La tendencia histórica conservadora no impedía que Francia fuera un laboratorio de ideas progresistas y el campo en el que se anticipaban agitaciones callejeras que después se extendían a otros lugares del mundo. En medio de un debate muy vivo durante décadas, últimamente en declive, la mayoría de los franceses mantenían un poder tradicional en las urnas. Una derecha peculiar, en un Estado fuerte y centralizado como ningún otro, con políticas públicas muy presentes en casi todos los sectores y un cierto populismo social, mantuvo durante décadas su hegemonía política.
A partir del triunfo de Mitterrand en el 81, los franceses han cambiado de mayoría parlamentaria en cada elección. Parecen estar a la búsqueda de una respuesta para ese malestar difuso que los aqueja, a la incertidumbre que nace de la convicción de que las cosas no pueden seguir como están, aunque tengan miedo a los cambios.
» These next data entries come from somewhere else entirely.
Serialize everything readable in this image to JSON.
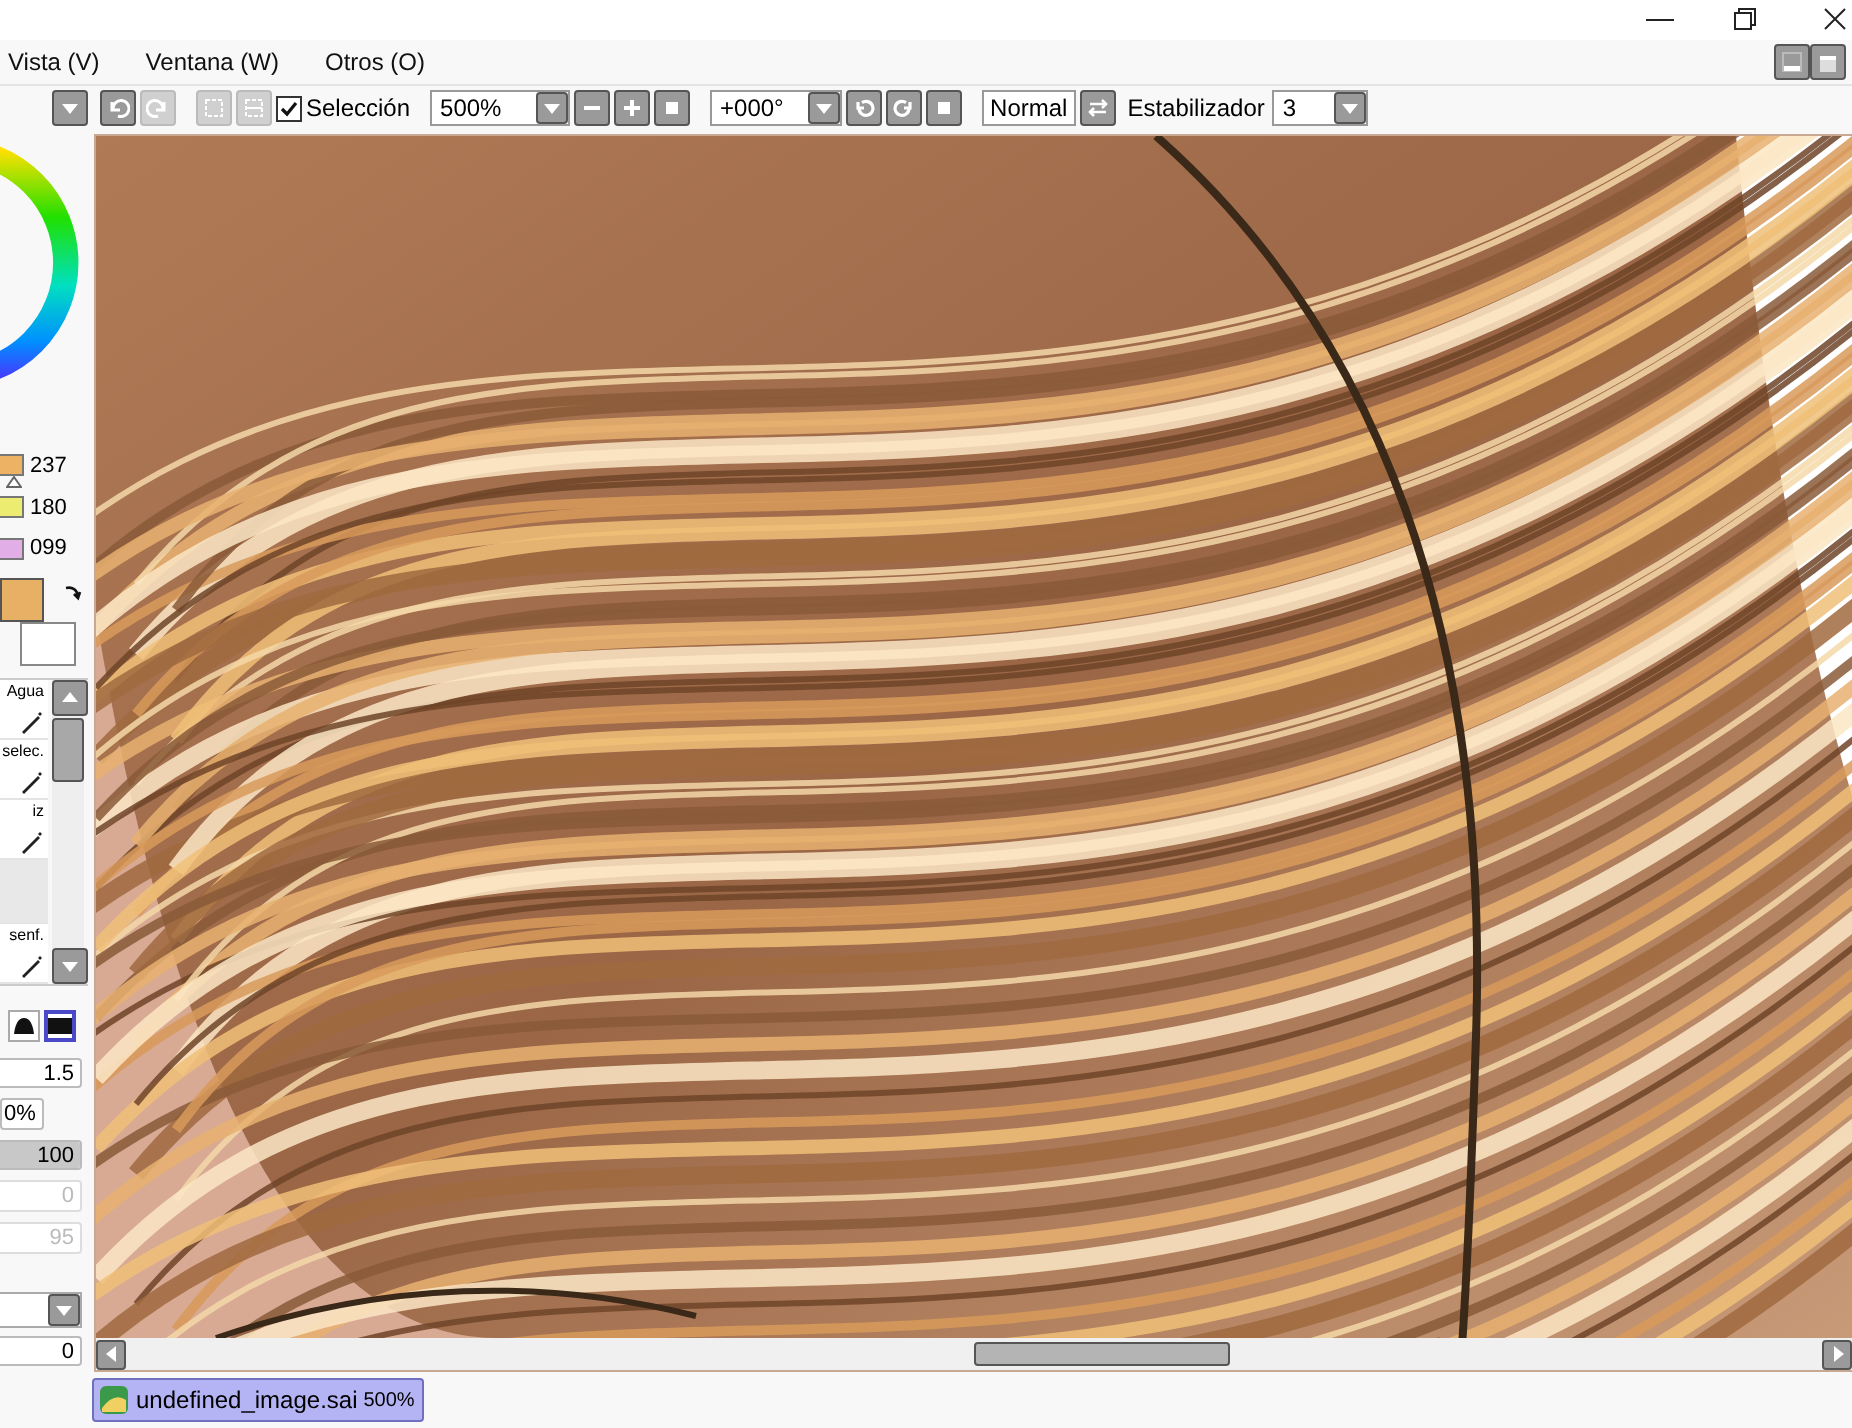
{
  "menu": [
    {
      "label": "Vista (V)"
    },
    {
      "label": "Ventana (W)"
    },
    {
      "label": "Otros (O)"
    }
  ],
  "toolbar": {
    "selection": {
      "label": "Selección",
      "checked": true
    },
    "zoom": "500%",
    "rotation": "+000°",
    "blend": "Normal",
    "stabilizer_label": "Estabilizador",
    "stabilizer": "3"
  },
  "color_sliders": [
    {
      "value": "237",
      "color": "#eeb264",
      "marker": true
    },
    {
      "value": "180",
      "color": "#ecec70",
      "marker": false
    },
    {
      "value": "099",
      "color": "#e2aee8",
      "marker": false
    }
  ],
  "current_color": {
    "color": "#e8b064"
  },
  "tools": [
    {
      "label": "Agua",
      "selected": false
    },
    {
      "label": "selec.",
      "selected": false
    },
    {
      "label": "iz",
      "selected": false
    },
    {
      "selected": true
    },
    {
      "label": "senf.",
      "selected": false
    }
  ],
  "brush_shapes": [
    {
      "selected": false
    },
    {
      "selected": true
    }
  ],
  "fields": [
    {
      "kind": "number",
      "value": "1.5",
      "disabled": false
    },
    {
      "kind": "percent",
      "value": "0%",
      "disabled": false
    },
    {
      "kind": "slider",
      "value": "100",
      "level": 1,
      "disabled": false
    },
    {
      "kind": "slider",
      "value": "0",
      "level": 0,
      "disabled": true
    },
    {
      "kind": "slider",
      "value": "95",
      "level": 0,
      "disabled": true
    }
  ],
  "bottom_value": "0",
  "document_tabs": [
    {
      "name": "undefined_image.sai",
      "zoom": "500%",
      "selected": true
    }
  ]
}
De esta forma, en cada nuevo gobierno de mayorías alternativas, con o sin cohabitación con la presidencia de la República, las reformas se han ido aplazando porque el triunfo de esas mayorías ha sido siempre a la defensiva como consecuencia del miedo al cambio de rumbo de la República. Las campañas electorales del último cuarto de siglo se han basado en unos discursos clásicos de izquierda y derecha, con propuestas de mantenimiento del statu quo más que transformadoras para enfrentar los desafíos de la globalización. Tal vez Francia haya sido el país desarrollado más renuente a la aceptación de la nueva realidad derivada de la revolución tecnológica, el más contrario a la globalización.
Pero en todo el espectro político representativo de la izquierda y la derecha, salvo los fenómenos cada vez más marginales de las utopías regresivas, ha habido y hay modernizadores y bonapartistas. Se mantienen separados por la fractura histórica vertical entre la derecha y la izquierda, que les impide la aproximación en los temas centrales de la modernización y las reformas necesarias. Gentes que podríamos considerar de centro derecha o de centro izquierda, por emplear la terminología al uso, que dentro de sus tribus ideológicas se ven sistemáticamente arrastrados por las posiciones más tradicionales.
Y el desafío de Francia sigue vivo tras el resultado de la primera vuelta de las presidenciales que llevará a Sarkozy y a Ségolène al duelo definitivo o tal vez a un nuevo episodio de esta división vertical de la sociedad francesa que no permite que aflore la fractura horizontal de la que depende su futuro. Por eso, más que la batalla por el centro, se trata de la batalla por la modernización frente al continuismo.
Ambos candidatos representan un cambio generacional, lo cual es importante. Pero queda por saber si representan un cambio real ante los cambios estructurales que esperan al país para adaptarlo a los requerimientos de la nueva realidad mundial.
Sarkozy ha querido avanzar proyectos de reformas que se parecen demasiado a los neocon americanos para ser aceptables por los franceses. Además, ha polarizado en exceso a la sociedad con gestos de dureza difícilmente compatibles con el carácter un tanto patriarcal y unitario de la presidencia. Tal vez su mayor dificultad se derive de la combinación de estos factores. Neoliberalismo en sus propuestas reformistas y posiciones de derecha dura en temas identitarios. En su caso pesará más el voto anti-Sarkozy como limitante para llegar a la mayoría.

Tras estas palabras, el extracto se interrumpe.